20 Temmuz 2025 Pazar

Sadece Zeytinyağı Değil: Bir Hikâye, Bir Yolculuk, Bir Arayış



Kerametli Robinson bir markadan çok bir evreni, bir hikâyeyi, bir yaşam biçimini anlatır. Önceki yazımda bahsettiğim gibi, insanoğlu türlü dayatmalara, kendi hür hayal ve fikirlerinin, açık hava hapishanelerinde ve istemediği işlerde, evet biliyorum, hepimizin de ihtiyaç duyduğu para ile zincirlenirken, başka olasılıkların olmadığına da ikna ediliyor. Oysa hepimiz, açık hava hapishanelerimizde çalışırken, imkansız satış başarılarının, operasyonel süreçlerin peşinden koşuyoruz. Amacım, kurumsal ve ticari hayatı kötülemek değil. Sadece onun tiyatrosal ve maskeler ardındaki düzeninin bizi, biz olmaktan alıkoyduğudur. Yoksa herkes farklıdır. Kimi rakamlarla haşır neşir olmaktan mutlu, excel dosyalarındaki formüle aşıktır. Kimi insanlarla iletişim kurmaktan ya da sayfalarca prosedür yazmaktan. Dünya, uzun bir zamandır kendine hem türev işler yaratmakta, hem sahte ilişkiler ve çıkarlar düzleminde olmayı mecbur kılmaktadır.

İşte ben sadece, sevdiğimiz işi, hakikatle, dürüstlükle, vizyonlarımızı katarak, kendimizi gerçekleştirerek yapmak tarafındayım. Bu yüzden, ben bu işe sadece zeytin toplamak, sıkmak, satmak için girmedim. Ben bu işe “Daha hakiki bir hayat mümkün mü?” diye sormadan, “ Daha hakiki bir hayat mümkün” diyerek çıktım.

Ne olursa olsun, hepimizin de şikayet ettiği konulardan biri olan, çoğunluğun yaptığı işi düzgün yapmaması konusunun nedenlerine girmeyeceğim.
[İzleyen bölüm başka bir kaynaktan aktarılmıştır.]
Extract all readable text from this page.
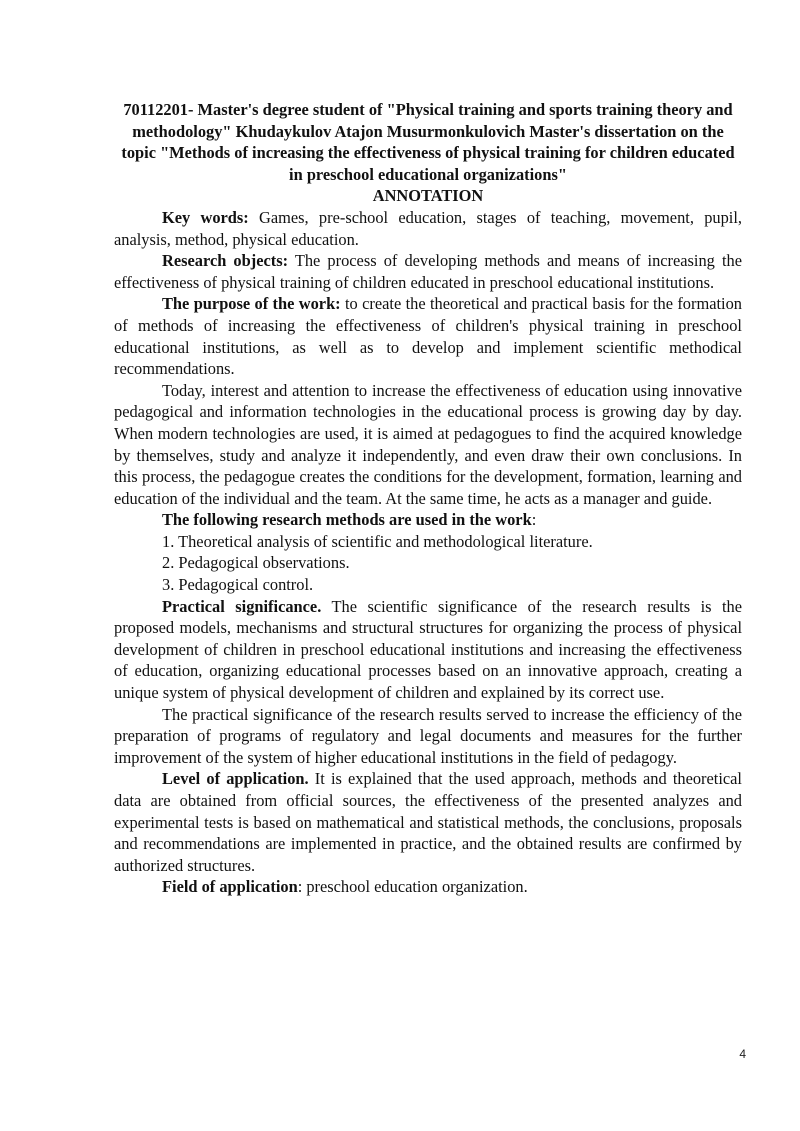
70112201- Master's degree student of "Physical training and sports training theory and methodology" Khudaykulov Atajon Musurmonkulovich Master's dissertation on the topic "Methods of increasing the effectiveness of physical training for children educated in preschool educational organizations"

ANNOTATION

Key words: Games, pre-school education, stages of teaching, movement, pupil, analysis, method, physical education.

Research objects: The process of developing methods and means of increasing the effectiveness of physical training of children educated in preschool educational institutions.

The purpose of the work: to create the theoretical and practical basis for the formation of methods of increasing the effectiveness of children's physical training in preschool educational institutions, as well as to develop and implement scientific methodical recommendations.

Today, interest and attention to increase the effectiveness of education using innovative pedagogical and information technologies in the educational process is growing day by day. When modern technologies are used, it is aimed at pedagogues to find the acquired knowledge by themselves, study and analyze it independently, and even draw their own conclusions. In this process, the pedagogue creates the conditions for the development, formation, learning and education of the individual and the team. At the same time, he acts as a manager and guide.

The following research methods are used in the work:

1. Theoretical analysis of scientific and methodological literature.

2. Pedagogical observations.

3. Pedagogical control.

Practical significance. The scientific significance of the research results is the proposed models, mechanisms and structural structures for organizing the process of physical development of children in preschool educational institutions and increasing the effectiveness of education, organizing educational processes based on an innovative approach, creating a unique system of physical development of children and explained by its correct use.

The practical significance of the research results served to increase the efficiency of the preparation of programs of regulatory and legal documents and measures for the further improvement of the system of higher educational institutions in the field of pedagogy.

Level of application. It is explained that the used approach, methods and theoretical data are obtained from official sources, the effectiveness of the presented analyzes and experimental tests is based on mathematical and statistical methods, the conclusions, proposals and recommendations are implemented in practice, and the obtained results are confirmed by authorized structures.

Field of application: preschool education organization.

4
Bir işin, bir sürecin mükemmel olması, illa o işi sevmemiz ile alakalı değildir ama sevmediğimiz bir işi yapmak bizi mutlu etmeyecektir. Hatta biraz daha ileri giderek şunu söyleyebilirim; sevdiğin işi başkasının dayatmaları altında yapmak da, o işi zamanla sevmemene yol açacaktır.

Kendimi keşfetmeye başladığım gençlik dönemlerinden beri doğa ve toprak hep odak noktamda olmuştu. Toprakla haşır neşir olup bir şeyler üretmek isteğime, hepimizi mahkum eden para uzun yıllar pranga vursa da, en sevdiğim filmde olduğu gibi (Esaretin Bedeli / Shawshank Redemption), uzun yıllar, yılın güzeli posterinin ardında, geceleri kendime bir kaçış tüneli kazmayı ihmal etmedim. Hatta birkaç kez başarısız kaçma deneyimim de oldu. Yediğim hücre cezaları tekrar denememe engel olamadı. Çünkü dünya hırslarımız için küçük, hayallerimiz için büyüktü.